Manufacturers endorse brick-and-mortar

(Photo above: Michael Delgatti, Kevin Walker and Jeb Bassett III, left to right)

The future of furniture sales is brick-and-mortar, leading manufacturers told an industry conference June 17. But industry expectations are changing.

“If you’re doing the right things, brick and mortar is going to stay,” Michael Delgatti, president of Hooker Furniture Corp., told attendees at the American Home Furnishings Alliance Specialized Furniture Carriers Logistics Conference in Wilmington, N.C.

“You have to start with the web,” advised Jeb Bassett III, chief operations officer for Bassett Furniture. Online marketing engages customers and gives retailers the chance to tell their stories.

“Millennials, in addition to experience, they want authenticity,” Bassett said. “I don’t know if Made in America is the factor, but it’s a tie-breaker.” Bassett manufactures or assembles most of its furniture in Virginia and North Carolina.

Customers also are more likely to make buying decisions before they visit the store.

“In our retail, our traffic is down but our closing rates are up,” Bassett said.

Millennials are different

Lauri Cryan, CEO of Lea Unlimited, concurred that younger consumers are different.

“Millennials really want to save the world,” she said. “They want to know you’re doing your part. Those businesses that are successful online, they’re telling you what they’re giving back to the world.”

The in-store experience should reinforce the retailer’s social media strategy and omnichannel access, Delgatti said, citing the recent trend of online sellers investing in physical stores as evidence that brick-and-mortar matters. Many customers want to touch the product before they buy.

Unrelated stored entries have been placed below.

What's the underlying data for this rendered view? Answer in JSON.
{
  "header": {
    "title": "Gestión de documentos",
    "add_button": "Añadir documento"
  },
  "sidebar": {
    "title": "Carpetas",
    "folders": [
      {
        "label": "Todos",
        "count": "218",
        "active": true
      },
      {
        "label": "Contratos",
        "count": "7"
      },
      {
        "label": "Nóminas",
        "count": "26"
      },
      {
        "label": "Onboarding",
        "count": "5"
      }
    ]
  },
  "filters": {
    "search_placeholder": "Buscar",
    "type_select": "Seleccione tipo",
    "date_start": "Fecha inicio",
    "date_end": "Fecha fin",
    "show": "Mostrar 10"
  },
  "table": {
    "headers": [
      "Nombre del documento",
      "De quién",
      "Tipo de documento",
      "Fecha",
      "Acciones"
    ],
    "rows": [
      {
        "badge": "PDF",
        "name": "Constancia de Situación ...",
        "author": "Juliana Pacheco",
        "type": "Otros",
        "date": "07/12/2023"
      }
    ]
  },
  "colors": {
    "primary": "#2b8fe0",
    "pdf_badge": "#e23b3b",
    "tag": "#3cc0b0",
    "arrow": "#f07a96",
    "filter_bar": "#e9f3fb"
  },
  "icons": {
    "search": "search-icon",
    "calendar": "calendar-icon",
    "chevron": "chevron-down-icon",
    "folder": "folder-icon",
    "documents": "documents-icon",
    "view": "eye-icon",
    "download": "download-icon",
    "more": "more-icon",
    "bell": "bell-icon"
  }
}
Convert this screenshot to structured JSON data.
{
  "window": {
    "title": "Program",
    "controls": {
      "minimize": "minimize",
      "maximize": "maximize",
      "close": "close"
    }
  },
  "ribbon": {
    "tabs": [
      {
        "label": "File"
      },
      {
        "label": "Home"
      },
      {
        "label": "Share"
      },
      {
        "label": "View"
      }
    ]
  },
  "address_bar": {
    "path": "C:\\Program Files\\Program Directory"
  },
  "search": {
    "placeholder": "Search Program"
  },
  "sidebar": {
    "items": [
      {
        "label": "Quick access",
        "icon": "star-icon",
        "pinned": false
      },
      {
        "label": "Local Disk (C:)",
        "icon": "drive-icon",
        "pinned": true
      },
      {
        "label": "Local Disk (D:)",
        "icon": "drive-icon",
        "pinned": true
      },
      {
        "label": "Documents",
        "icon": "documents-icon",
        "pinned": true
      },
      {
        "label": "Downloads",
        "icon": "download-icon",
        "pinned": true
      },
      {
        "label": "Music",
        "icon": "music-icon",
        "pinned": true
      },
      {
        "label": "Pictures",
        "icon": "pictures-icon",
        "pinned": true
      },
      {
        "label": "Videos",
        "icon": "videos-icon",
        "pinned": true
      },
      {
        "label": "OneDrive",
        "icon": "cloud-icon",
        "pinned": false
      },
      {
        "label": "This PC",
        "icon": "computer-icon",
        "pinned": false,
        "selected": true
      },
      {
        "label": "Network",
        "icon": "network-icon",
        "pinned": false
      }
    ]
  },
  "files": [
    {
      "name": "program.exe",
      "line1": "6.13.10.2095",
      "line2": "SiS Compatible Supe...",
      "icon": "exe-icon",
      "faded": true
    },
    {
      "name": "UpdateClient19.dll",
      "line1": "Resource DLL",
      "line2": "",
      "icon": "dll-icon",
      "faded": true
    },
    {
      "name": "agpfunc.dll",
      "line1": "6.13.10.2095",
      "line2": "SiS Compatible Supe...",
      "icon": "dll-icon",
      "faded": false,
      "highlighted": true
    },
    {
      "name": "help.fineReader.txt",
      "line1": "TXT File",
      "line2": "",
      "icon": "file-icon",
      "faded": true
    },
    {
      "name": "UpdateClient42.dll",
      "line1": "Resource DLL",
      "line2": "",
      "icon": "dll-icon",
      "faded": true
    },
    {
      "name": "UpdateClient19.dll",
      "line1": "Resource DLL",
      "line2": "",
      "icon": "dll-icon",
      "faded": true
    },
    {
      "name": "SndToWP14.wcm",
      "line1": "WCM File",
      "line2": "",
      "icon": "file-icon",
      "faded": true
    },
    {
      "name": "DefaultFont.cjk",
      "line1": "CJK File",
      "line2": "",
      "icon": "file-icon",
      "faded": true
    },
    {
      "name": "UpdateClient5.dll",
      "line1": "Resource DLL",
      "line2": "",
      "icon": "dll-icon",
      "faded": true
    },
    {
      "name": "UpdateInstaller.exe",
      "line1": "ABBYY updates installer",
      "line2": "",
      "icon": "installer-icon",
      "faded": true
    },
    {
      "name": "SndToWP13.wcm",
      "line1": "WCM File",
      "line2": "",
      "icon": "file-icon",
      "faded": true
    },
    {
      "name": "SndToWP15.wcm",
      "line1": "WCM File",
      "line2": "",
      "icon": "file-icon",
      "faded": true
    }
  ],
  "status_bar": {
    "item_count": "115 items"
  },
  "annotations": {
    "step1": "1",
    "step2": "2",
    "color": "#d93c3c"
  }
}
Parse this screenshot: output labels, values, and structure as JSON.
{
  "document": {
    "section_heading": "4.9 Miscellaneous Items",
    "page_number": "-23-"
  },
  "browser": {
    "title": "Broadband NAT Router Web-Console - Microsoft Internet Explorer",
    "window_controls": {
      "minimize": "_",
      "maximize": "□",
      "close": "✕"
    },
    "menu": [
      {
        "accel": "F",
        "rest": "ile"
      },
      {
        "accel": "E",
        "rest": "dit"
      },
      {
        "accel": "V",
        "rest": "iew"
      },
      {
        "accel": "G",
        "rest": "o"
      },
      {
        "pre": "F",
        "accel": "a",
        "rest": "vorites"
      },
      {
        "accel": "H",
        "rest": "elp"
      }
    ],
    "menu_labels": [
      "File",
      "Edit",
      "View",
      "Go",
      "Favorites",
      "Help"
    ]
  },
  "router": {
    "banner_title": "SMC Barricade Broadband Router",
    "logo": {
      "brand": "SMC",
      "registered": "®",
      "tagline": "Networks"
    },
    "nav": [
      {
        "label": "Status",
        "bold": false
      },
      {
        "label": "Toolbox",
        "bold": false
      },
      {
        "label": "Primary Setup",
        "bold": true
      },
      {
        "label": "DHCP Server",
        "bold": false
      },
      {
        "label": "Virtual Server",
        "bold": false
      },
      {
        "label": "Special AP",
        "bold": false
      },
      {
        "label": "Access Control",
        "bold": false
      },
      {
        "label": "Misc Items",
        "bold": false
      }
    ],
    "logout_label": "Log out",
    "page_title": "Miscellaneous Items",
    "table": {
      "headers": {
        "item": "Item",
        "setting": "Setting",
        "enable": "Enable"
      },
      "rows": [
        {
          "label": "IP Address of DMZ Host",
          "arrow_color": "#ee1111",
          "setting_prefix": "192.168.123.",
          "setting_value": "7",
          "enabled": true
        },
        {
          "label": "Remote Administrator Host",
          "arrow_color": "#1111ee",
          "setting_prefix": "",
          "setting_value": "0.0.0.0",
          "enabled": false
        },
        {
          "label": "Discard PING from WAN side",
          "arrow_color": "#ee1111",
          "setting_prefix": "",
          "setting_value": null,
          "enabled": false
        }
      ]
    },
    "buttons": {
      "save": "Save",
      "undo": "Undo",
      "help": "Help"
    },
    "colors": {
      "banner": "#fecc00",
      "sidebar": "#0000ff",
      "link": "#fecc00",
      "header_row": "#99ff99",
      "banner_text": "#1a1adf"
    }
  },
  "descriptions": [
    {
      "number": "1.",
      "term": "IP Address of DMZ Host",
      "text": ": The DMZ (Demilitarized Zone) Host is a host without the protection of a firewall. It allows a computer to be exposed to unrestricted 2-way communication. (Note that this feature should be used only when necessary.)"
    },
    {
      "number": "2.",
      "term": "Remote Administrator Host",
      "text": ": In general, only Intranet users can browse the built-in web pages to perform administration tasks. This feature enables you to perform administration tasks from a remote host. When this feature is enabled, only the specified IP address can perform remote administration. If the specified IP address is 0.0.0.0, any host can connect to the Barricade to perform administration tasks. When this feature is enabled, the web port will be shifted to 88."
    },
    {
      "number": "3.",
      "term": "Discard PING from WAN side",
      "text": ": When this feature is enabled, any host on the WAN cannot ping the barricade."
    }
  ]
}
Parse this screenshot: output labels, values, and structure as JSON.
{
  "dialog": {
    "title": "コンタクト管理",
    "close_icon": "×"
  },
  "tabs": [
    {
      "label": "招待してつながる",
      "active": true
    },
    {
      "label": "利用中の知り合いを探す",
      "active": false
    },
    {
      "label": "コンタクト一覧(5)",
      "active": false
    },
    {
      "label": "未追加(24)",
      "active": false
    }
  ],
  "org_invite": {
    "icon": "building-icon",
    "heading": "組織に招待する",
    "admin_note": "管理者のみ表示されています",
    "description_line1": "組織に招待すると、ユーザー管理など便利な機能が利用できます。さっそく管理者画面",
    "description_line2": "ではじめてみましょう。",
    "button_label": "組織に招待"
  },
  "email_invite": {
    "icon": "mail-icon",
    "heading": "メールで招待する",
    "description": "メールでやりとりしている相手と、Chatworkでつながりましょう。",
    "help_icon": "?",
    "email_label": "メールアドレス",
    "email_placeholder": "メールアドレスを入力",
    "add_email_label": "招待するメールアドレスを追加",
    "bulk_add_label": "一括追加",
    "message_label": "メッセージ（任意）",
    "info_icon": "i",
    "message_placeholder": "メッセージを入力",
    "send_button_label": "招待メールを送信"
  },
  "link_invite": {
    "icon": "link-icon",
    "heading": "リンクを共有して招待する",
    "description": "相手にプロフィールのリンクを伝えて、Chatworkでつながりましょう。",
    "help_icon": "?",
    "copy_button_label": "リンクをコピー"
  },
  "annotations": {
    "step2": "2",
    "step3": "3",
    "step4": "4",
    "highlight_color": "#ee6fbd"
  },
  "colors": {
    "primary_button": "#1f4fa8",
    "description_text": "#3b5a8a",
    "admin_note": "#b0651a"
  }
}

Danny Capo of Top 100 retailer El Dorado Furniture, speaking June 18, said that’s his own preference.

“To me, I wouldn’t buy furniture online until I sit on it, feel it, touch it, and I don’t think that’s going away,” he said.

“There’s a huge advantage to brick-and-mortar,” Kevin Walker, president of Accentrics Home, said. But taking advantage of it requires drawing customers into the store and, once they’re there, providing meaningful experiences.

Faster, faster, faster

A key concern, however, is getting furniture where it needs to go on time.

“In the end, it relates to cost and also speed,” Delgatti said, noting that Hooker’s import costs are 15 percent higher so far this year than last. “Speed is becoming such an issue,” with Amazon, Target and Wal-Mart offering next-day delivery. “We have to get faster. That’s one of our logistics challenges.”

For Hooker, getting faster means shorter manufacturing and delivery cycles. “Our goal is to get products to the retailers faster,” Delgatti said.

Bassett manufactures products in seven days or less, turns it over to carriers to deliver to retail customers and depends on them to get it into purchasers’ homes, Bassett said.

That “final mile” is tough, Cryan admitted. “We just can’t seem to get that part right.”

Bassett has major distribution centers on both coasts and in Texas. Keeping inventory closer to customers is a key strategy.

“I’m the inventory hog of my company,” Walker said, adding that “we’ve forward-positioned inventory.” Accentrics Home also is conducting a study of its warehouse strategy with a goal of making improvements.

“I’m just a small company,” Cryan said. “If I don’t have stock, I’m out of business. Nobody wants to wait anymore.”

Wanted: More truck drivers. A lot of them.

If it’s on land, most furniture moves by truck, and trucks need drivers. Currently, there aren’t enough drivers to meet the need. Hours-of-service restrictions compound that problem – in terms of speed of delivery and cost. For example, the company has to pay for an overnight stay if a driver has “run out of hours” he or she can drive in a day, Bassett said.

Richard Tucker, national sales manager for Shelba D. Johnson Trucking of Thomasville, N.C., and chairman of AHFA’s Specialized Furniture Carriers, put a number on the driver shortage: 540,000 – even though truck drivers earn more money than most college graduates, he said.

“Until we get word out to the next generation that this is a great job, we’re never going to get where we need to be,” he said.

That’s a tough assignment at a time when manufacturers, retailers and consumers are demanding more and faster.

“At some point, we’re going to need shipping seven days a week,” Walker said.

Doug Clark writes the Policy Matters blog for the Home Furnishings Association.